Unser Bild zeigt von links Pfarrer Hubert Klimek von der Kirchengemeinde Flochberg und Domkapitular i.R. Hubert Bour. (Foto: Bauch)
Schwäbische Zeitung
Martin Bauch

Es ist einer der Höhepunkte in Flochbergs Veranstaltungskalender und der christliche Höhepunkt in der Region schlechthin: Das Wallfahrtsfest. Jährlich pilgern mehrere hundert Gläubige zur Wallfahrtskirche in Flochberg, um gemeinsam den Gottesdienst zu feiern. In der bis auf den letzten Platz belegten Kirche hielten Pfarrer Hubert Klimek und der Domkapitular i.R. Hubert Bour den Wallfahrtsgottesdienst. „Es freut mich, dass sich diese Wallfahrt über die Jahre zu einem wirklichen Fest aller Generationen entwickelt hat“, sagte der Vorsitzende der Kirchengemeinde Flochberg, Thomas Kaufmann. Pfarrer Klimek kann auf die stolze Zahl von 45 Ministranten aller Altersklassen blicken, die sich für das christliche Geschehen in ihrer Gemeinde interessieren. „Wir sind stolz darauf, dass das Wallfahrtsfest in Flochberg zu einem der wenigen großen und schönsten Kirchenfeste in unserer Region zählt“, meint Kauffmann. Dieses Fest sei vergleichbar mit einem weiteren großen Wallfahrtsfest, der Pater Philipp Jeningen-Wallfahrt in Ellwangen.

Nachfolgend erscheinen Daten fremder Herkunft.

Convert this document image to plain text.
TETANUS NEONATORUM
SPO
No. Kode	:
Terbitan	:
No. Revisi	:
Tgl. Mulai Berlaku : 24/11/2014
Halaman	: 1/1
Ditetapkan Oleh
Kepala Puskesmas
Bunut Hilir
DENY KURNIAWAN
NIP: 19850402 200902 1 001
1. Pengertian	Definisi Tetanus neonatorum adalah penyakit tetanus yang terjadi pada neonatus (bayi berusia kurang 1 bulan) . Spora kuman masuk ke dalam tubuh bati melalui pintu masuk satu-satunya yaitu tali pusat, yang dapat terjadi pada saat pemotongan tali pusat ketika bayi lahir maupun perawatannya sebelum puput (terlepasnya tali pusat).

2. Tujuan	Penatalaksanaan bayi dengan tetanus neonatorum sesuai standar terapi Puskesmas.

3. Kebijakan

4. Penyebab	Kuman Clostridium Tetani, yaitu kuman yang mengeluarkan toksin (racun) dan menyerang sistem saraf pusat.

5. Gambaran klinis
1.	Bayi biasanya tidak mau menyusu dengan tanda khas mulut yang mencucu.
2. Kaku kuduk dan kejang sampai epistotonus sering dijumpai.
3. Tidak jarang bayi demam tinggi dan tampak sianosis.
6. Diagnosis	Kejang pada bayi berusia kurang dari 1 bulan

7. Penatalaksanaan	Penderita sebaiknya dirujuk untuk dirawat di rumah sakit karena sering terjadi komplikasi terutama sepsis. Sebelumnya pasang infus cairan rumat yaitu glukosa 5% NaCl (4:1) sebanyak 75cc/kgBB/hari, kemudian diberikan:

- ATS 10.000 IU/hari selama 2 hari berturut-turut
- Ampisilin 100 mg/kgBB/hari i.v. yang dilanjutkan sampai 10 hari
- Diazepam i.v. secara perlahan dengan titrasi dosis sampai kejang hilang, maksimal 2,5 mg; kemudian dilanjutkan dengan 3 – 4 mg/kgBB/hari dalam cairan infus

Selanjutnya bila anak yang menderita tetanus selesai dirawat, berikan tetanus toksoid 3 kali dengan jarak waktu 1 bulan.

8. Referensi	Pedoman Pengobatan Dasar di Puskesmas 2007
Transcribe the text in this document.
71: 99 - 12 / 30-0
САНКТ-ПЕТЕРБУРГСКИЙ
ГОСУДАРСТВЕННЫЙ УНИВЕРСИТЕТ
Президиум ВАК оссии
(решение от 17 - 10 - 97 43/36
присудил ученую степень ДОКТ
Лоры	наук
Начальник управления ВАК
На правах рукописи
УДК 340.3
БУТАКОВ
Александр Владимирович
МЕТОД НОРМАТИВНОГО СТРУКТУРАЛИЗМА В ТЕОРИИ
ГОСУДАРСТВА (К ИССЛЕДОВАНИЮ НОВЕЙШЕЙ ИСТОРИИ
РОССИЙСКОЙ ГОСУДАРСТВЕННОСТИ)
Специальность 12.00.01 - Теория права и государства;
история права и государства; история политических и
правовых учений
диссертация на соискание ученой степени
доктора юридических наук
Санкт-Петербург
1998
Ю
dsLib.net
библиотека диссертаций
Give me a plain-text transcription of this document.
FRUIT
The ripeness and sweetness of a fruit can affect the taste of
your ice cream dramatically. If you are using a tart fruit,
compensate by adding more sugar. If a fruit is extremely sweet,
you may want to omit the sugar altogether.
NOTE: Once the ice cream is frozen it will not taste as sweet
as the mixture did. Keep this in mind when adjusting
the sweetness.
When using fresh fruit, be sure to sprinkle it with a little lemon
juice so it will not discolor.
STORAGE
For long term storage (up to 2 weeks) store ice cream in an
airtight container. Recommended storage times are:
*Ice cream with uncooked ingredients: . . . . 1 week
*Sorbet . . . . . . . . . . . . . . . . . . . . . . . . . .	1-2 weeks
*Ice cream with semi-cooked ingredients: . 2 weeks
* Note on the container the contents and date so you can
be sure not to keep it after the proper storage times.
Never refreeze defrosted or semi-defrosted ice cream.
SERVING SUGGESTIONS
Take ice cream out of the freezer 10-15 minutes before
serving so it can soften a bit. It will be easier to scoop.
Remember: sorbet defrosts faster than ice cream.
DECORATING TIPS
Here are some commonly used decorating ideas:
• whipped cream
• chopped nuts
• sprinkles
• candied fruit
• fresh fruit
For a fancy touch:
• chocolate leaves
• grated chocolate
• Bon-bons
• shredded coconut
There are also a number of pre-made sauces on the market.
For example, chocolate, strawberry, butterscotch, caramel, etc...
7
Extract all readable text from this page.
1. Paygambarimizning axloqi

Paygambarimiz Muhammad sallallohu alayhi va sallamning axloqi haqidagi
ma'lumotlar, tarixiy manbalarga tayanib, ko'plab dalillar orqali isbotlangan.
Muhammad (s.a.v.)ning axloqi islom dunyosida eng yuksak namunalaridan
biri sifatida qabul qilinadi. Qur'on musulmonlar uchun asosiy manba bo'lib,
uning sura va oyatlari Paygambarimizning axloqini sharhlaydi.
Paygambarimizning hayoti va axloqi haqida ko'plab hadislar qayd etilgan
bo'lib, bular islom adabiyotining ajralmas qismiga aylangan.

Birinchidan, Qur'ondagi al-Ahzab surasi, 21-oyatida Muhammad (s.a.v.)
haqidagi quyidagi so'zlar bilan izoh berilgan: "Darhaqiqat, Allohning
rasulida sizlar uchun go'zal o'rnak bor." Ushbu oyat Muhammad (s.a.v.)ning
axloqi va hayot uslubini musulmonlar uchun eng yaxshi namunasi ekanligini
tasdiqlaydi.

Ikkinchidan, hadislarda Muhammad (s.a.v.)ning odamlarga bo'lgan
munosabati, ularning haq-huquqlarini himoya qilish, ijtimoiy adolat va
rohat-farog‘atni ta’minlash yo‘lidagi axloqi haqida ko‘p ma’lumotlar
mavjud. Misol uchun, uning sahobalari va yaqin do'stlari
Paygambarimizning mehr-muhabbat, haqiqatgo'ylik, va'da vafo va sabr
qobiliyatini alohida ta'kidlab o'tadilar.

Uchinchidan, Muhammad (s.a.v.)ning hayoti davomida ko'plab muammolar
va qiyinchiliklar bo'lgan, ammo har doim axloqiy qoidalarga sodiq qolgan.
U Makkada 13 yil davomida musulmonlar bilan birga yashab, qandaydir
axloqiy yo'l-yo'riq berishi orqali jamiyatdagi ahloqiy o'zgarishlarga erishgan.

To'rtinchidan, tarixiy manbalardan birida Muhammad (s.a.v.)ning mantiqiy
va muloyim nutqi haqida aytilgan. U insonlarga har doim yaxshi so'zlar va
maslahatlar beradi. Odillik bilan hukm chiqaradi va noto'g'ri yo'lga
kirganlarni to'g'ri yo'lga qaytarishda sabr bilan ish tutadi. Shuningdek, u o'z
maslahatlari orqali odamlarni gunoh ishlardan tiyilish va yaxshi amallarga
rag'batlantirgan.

Traditionell findet das Wallfahrtsfest am zweiten Sonntag im September statt. Das Fest wird zurückgeführt auf die wundersame Erscheinung Mariens auf dem sogenannten Roggenacker bei Flochberg und die damit in Zusammenhang stehende Heilung eines schwer erkrankten zehnjährigen Jungens im späten 16. Jahrhundert. Auf dem Roggenacker entstand zuerst eine Kapelle, später wurde an gleicher Stelle die Wallfahrtskirche gebaut.

Ein weiterer Höhepunkt am Wallfahrtsfest ist die alljährlich stattfindende Lichterprozession nach Einbruch der Dunkelheit. Begleitet wird sie von Fahnenabordnungen der örtlichen Vereine. Flochbergs Pilger und Gäste hatten im Anschluss an die Lichterprozession und dem Gottesdienst im gleich neben der Wallfahrtskirche aufgebauten Festzelt, die Möglichkeit zum gemütlichen Beisammensein. Der Erlös aus dem Fest geht übrigens in den Topf zur finanziellen Unterstützung der Außenrenovierungsarbeiten der Wallfahrtskirche.